“Not fair?” My laugh was sharp as a knife. “You fucked him behind your husband’s back. You whispered secrets while Hampton sharpened the blade. You think this coffin ain’t on you? Think again.”
Her eyes widened, tears spilling. “I never wanted?—”
“Save it.” I leaned in so close she flinched from my breath. “Pop’s dead because you couldn’t keep your mouth or your legs shut. You might think tears wash blood clean. They don’t. Not with me.”
She sobbed, stumbling back, heels sinking into the grass. Whispers rippled through the crowd as she turned and fled.
I didn’t chase.
Didn’t need to.
I just called after her, my voice booming across the cemetery. “This is far from over. Let your man know I’m comin’ for him and I don’t give a fuck if you land in the crossfire.”
One Week Later
The courthouse reeked of bleach and fear. Too clean, too false. Like they were trying to scrub the corruption out with soap.
The brothers filled the benches behind me, a wall of cuts staring down the system. My ex-wife sat stiff as stone, rosary digging into her palms.
Devyn stood at the defense table, suit sharp, hair pulled back tight, steel in her eyes.
And then there was GJ.
My boy. Shackled at the wrists, orange jumpsuit drowning him. But his chin stayed up. His eyes found mine the second he walked in, and for a heartbeat, I didn’t see a prisoner. I saw my kid at ten years old, grinning up at me while he begged to ride on the back of my Harley. I saw him at six in his little league uniform, dust on his knees, beaming because I’d made it to the game despite the chaos of military life.
Now I saw him broken, crushed under the weight of lies.
The prosecution spun their tale smooth as bootcamp sheets on a rack. They painted him as a killer with motive, rage, and opportunity. Witnesses paraded in, eyes darting, voices rehearsed. Evidence laid out like a predator’s candy, shiny and poisoned.
Devyn tore into them. She ripped holes in their stories, exposed contradictions, shredded the timeline until it barely held. But none of it mattered.
Not with Judge Walsh smirking over his bench, overruling every damn motion Devyn made. Not with Hampton Stanley’s money greasing the whole system, he wasn’t being impartial and it was obvious.
Each time Devyn stood, Walsh cut her down.

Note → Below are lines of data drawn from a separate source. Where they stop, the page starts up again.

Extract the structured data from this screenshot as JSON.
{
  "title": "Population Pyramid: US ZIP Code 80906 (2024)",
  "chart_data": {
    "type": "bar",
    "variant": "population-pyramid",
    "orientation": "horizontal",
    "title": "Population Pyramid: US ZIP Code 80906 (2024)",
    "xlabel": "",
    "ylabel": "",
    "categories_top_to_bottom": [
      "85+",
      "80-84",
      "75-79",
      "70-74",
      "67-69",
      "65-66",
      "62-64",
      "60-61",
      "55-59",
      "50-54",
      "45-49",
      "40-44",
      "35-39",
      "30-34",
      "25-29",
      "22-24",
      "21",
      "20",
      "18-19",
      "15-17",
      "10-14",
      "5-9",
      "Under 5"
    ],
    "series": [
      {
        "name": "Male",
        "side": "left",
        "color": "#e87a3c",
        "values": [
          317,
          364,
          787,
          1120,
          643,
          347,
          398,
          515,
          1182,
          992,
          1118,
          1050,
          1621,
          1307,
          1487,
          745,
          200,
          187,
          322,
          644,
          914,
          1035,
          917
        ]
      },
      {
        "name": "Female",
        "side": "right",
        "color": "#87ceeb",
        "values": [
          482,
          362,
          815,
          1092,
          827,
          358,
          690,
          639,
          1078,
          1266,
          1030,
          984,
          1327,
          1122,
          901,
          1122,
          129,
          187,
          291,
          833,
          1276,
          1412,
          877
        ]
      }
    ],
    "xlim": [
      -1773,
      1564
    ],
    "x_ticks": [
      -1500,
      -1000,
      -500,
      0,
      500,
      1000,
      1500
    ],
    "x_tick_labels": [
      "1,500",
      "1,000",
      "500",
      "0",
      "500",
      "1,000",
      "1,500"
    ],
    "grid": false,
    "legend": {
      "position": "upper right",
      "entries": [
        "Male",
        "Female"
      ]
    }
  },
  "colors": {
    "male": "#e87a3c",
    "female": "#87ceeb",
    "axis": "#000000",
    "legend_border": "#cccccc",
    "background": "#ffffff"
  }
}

Each time the jury looked hesitant, Walsh steered them back with instructions dipped in poison.
I sat there, fists clenched, rage coiled tight in my chest. I wanted to tear the place apart. Wanted to wrap my hands around Walsh’s throat until the smirk drained from his face.
But I sat.
Because my boy needed me there.
The time passed by agonizingly slow and yet too fast. I couldn’t wrap my head around it. I felt like I was stuck in a nightmare I couldn’t wake up from.

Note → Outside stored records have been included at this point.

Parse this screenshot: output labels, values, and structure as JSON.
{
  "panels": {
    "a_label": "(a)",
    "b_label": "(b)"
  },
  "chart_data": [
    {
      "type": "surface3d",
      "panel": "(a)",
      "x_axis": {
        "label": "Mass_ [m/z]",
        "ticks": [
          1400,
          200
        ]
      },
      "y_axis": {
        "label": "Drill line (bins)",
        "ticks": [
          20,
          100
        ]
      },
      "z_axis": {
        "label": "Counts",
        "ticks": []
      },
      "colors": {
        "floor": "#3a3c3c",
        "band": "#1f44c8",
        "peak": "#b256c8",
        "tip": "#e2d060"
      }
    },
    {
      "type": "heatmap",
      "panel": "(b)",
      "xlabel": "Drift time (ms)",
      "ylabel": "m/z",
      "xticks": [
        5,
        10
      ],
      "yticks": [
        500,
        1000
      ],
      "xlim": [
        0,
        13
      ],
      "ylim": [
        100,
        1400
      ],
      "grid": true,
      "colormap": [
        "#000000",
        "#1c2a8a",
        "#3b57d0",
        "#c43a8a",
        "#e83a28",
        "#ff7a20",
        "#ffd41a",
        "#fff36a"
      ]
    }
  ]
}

I had been to war. I had watched men die. I had faced widows to give them their husband’s dog tags or letters. I had watched enemies use children as weapons strapping bombs to their little bodies and sending them in. I had seen the worst things a man should see. And nothing cut me deeper than seeing my son stand before a jury of twelve facing charges for a crime he did not commit.
The jury filed back, stone-faced, their eyes avoiding mine. Walsh leaned forward, smirk tugging at his lips like a wolf waiting to feast. He followed the protocols asking if they had reached a verdict and giving any of them a chance to reverse their decision before it was announced. The words were a blur until the crushing blow came in.
The foreman stood. “We, the jury, find the defendant guilty of murder in the first degree.”
The words detonated in my chest. I didn’t take in much of what was said next. I kept hearing the word over and over.
Guilty.
Guilty.
Guilty.
My breath came ragged, fists slamming against the wooden half wall in front of me. “No.” The word tore from me, drowned by Walsh’s gavel.